7. The large volumetric spatial light field display system of claim 6, wherein: The tube (24) and the limiting post (2) are provided with notches (25) that communicate with the cylindrical groove three (11). The top surface of the tube (24) is symmetrically provided with a sliding groove one (26). The side of the tube (24) away from the limiting post (2) is provided with a sliding groove two (27). The plate (28) is symmetrically fixed with rectangular strip one (29) on both sides. The rectangular strip one (29) on both sides is slidably disposed in the sliding groove one (26) on both sides. The plate (28) is located inside the tube (24). The top surface of the base (1) is symmetrically fixed with a sliding column (31). The sliding columns (31) on both sides are slidably disposed in the rectangular strip one (29) on the corresponding side. The plate (28) is fixed with a rectangular strip two (30) on one side. The rectangular strip two (30) is slidably disposed in the sliding groove two (27).

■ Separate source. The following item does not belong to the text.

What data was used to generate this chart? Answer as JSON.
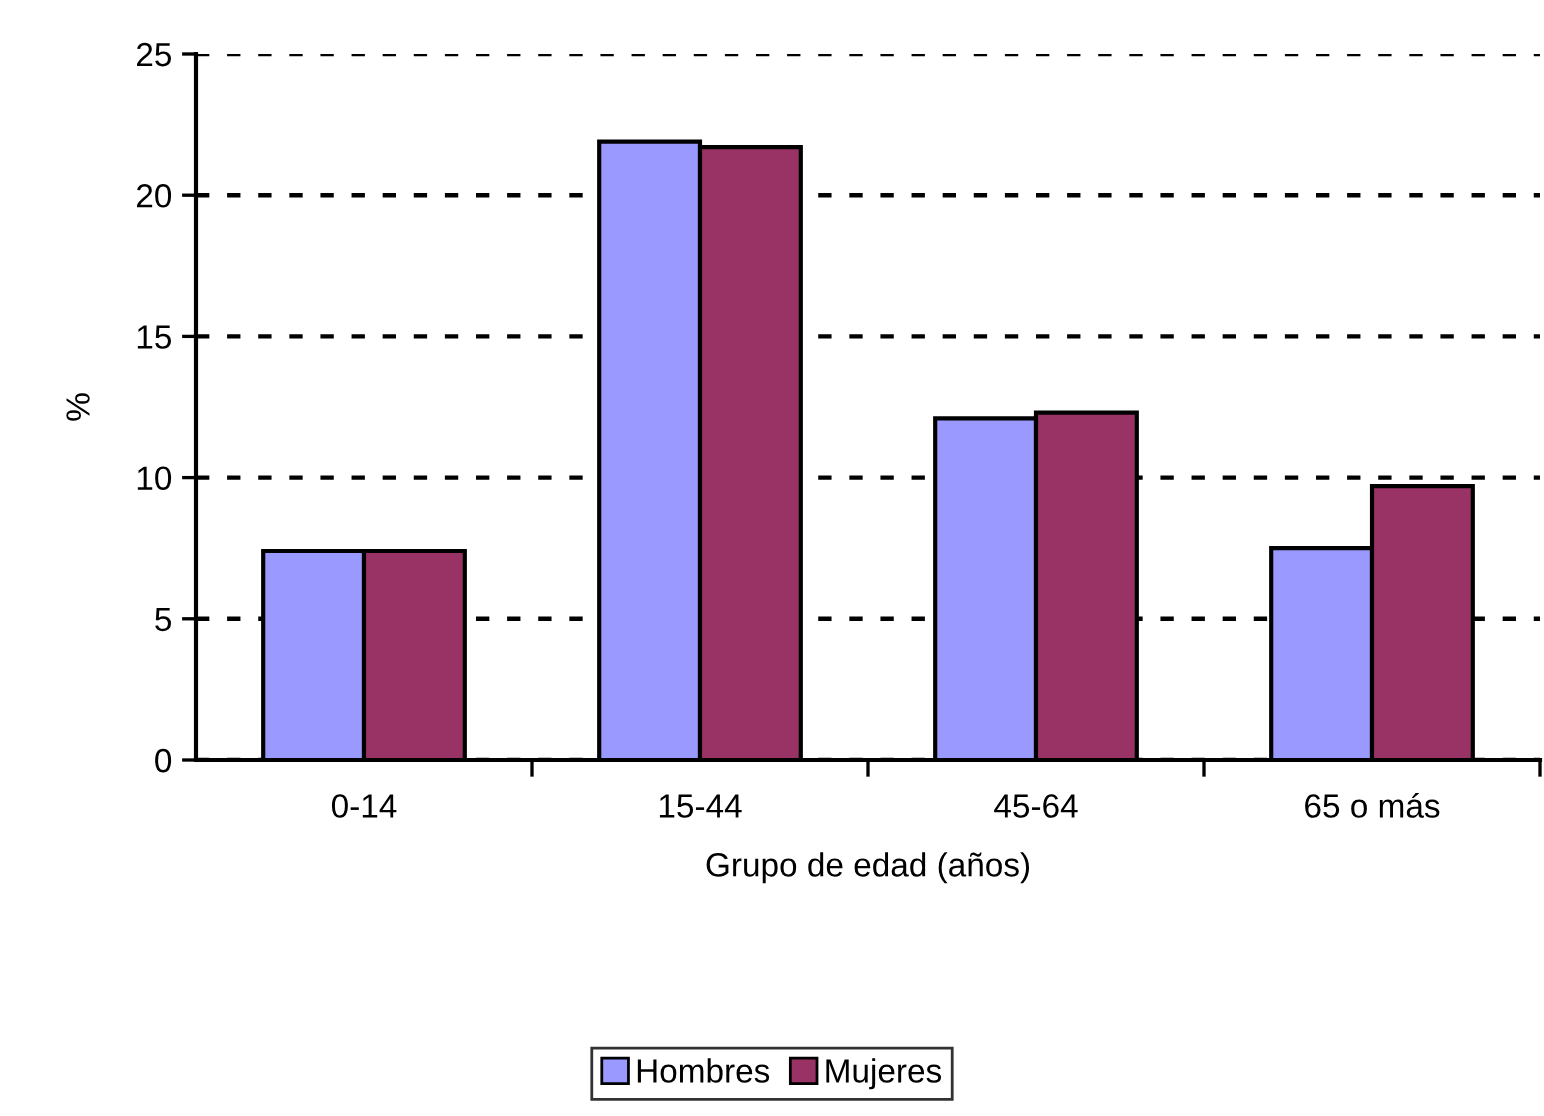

8. The large volumetric spatial light field display system of claim 7, wherein: The motor (32) is fixedly mounted on the top surface of the plate (28). The output shaft of the motor (32) passes through and rotates on the top surface of the plate (28). A rotating rod (33) is fixedly mounted at the top of the output end of the motor (32). A gear three (34) is fixedly mounted coaxially at the upper end of the rotating rod (33). A gear four (35) is fixedly mounted coaxially at the bottom end of the rotating rod (33). The gear three (34) can mesh with the gear one (12) for transmission, and the gear four (35) can mesh with the gear two (16) for transmission.

9. The large volumetric spatial light field display system of claim 8, wherein: When gear 1 (12) meshes with gear 3 (34), gear 2 (16) and gear 4 (35) are in a disengaged state. When gear 2 (16) meshes with gear 4 (35), gear 1 (12) and gear 3 (34) are in a disengaged state.

10. The large volumetric spatial light field display system of claim 9, wherein: The base (1) has a slot (36) on its top surface. The slot (36) is connected to the cylindrical slot four (15) and is located directly below the rectangular strip two (30). An electric telescopic rod (37) is fixedly installed on the bottom surface of the slot (36). The moving end of the electric telescopic rod (37) is fixedly connected to the bottom surface of the rectangular strip two (30).